Mehrabian Hatef, Brodbeck Jens, Lyu Peipei, Vaquero Edith, Aggarwal Abhishek, Diehl Lauri
Non-Clinical Safety and Pathobiology, Gilead Sciences, Foster City, CA, USA.
Sci Rep. 2024 Sep 16;14(1):21643. doi: 10.1038/s41598-024-69244-3.
The main bottleneck in training a robust tumor segmentation algorithm for non-small cell lung cancer (NSCLC) on H&E is generating sufficient ground truth annotations. Various approaches for generating tumor labels to train a tumor segmentation model was explored. A large dataset of low-cost low-accuracy panCK-based annotations was used to pre-train the model and determine the minimum required size of the expensive but highly accurate pathologist annotations dataset. PanCK pre-training was compared to foundation models and various architectures were explored for model backbone. Proper study design and sample procurement for training a generalizable model that captured variations in NSCLC H&E was studied. H&E imaging was performed on 112 samples (three centers, two scanner types, different staining and imaging protocols). Attention U-Net architecture was trained using the large panCK-based annotations dataset (68 samples, total area 10,326 [mm]) followed by fine-tuning using a small pathologist annotations dataset (80 samples, total area 246 [mm]). This approach resulted in mean intersection over union (mIoU) of 82% [77 87]. Using panCK pretraining provided better performance compared to foundation models and allowed for 70% reduction in pathologist annotations with no drop in performance. Study design ensured model generalizability over variations on H&E where performance was consistent across centers, scanners, and subtypes.

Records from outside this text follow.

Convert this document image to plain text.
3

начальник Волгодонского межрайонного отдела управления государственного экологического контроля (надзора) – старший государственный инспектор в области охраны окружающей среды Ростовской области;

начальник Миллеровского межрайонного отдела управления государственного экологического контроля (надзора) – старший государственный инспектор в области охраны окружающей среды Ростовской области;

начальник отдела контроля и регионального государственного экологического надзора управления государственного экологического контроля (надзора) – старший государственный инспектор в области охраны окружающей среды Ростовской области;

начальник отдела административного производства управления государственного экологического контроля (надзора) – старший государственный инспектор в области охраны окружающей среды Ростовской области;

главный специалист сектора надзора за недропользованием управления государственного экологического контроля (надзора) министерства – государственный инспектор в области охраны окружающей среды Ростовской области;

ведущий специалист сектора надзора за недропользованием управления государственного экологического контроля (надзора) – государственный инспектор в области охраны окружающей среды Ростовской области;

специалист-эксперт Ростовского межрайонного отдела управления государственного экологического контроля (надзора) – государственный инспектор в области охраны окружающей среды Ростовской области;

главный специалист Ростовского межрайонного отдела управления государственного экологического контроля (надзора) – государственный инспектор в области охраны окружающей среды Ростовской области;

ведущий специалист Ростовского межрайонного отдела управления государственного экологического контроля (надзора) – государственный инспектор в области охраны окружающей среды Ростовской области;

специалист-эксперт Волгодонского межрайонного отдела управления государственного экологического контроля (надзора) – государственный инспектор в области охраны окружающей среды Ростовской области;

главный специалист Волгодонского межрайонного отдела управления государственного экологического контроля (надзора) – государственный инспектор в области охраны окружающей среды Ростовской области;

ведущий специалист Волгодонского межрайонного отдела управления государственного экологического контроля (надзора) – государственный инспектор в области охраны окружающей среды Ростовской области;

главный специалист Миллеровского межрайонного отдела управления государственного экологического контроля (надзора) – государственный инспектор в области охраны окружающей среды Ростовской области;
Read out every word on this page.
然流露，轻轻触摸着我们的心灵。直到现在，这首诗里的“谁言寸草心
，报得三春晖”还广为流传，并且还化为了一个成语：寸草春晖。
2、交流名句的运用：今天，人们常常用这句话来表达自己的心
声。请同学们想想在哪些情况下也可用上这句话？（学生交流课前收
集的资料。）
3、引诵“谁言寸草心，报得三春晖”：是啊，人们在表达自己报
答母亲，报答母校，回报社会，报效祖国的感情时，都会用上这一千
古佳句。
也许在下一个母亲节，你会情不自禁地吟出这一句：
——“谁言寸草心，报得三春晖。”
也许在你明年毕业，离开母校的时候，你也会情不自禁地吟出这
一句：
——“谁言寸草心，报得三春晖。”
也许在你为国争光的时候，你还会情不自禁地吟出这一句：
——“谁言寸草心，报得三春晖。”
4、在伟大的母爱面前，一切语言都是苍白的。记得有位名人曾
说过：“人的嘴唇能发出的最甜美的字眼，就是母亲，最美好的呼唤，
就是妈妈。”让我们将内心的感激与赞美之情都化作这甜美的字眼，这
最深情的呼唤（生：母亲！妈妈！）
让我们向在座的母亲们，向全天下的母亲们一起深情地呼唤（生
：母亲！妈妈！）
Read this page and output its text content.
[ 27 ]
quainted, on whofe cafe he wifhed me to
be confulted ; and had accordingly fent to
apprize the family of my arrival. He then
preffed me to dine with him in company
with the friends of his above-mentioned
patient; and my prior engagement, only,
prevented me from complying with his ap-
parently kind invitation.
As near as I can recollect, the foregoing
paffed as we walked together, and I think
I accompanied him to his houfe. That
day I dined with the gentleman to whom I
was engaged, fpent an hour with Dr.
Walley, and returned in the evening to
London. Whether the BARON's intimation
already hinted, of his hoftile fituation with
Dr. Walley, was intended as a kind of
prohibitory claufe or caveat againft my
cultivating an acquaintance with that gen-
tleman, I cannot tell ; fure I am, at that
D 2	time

在苏木精-伊红(H&E)染色切片上训练用于非小细胞肺癌(NSCLC)的强大肿瘤分割算法的主要瓶颈在于生成足够的真实标注。探索了多种生成肿瘤标签以训练肿瘤分割模型的方法。使用一个基于细胞角蛋白(panCK)的低成本、低准确性标注的大型数据集对模型进行预训练,并确定昂贵但高度准确的病理学家标注数据集所需的最小规模。将panCK预训练与基础模型进行比较,并探索了用于模型主干的各种架构。研究了用于训练能够捕捉NSCLC H&E染色切片变化的通用模型的适当研究设计和样本采集方法。对112个样本(来自三个中心,两种扫描仪类型,不同的染色和成像方案)进行了H&E成像。使用基于panCK的大型标注数据集(68个样本,总面积10326平方毫米)训练注意力U-Net架构,随后使用小型病理学家标注数据集(80个样本,总面积246平方毫米)进行微调。这种方法的平均交并比(mIoU)为82%[77, 87]。与基础模型相比,使用panCK预训练具有更好的性能,并且在性能不下降的情况下,病理学家标注的数量减少了70%。研究设计确保了模型在H&E染色切片变化方面的通用性,在不同中心、扫描仪和亚型之间性能保持一致。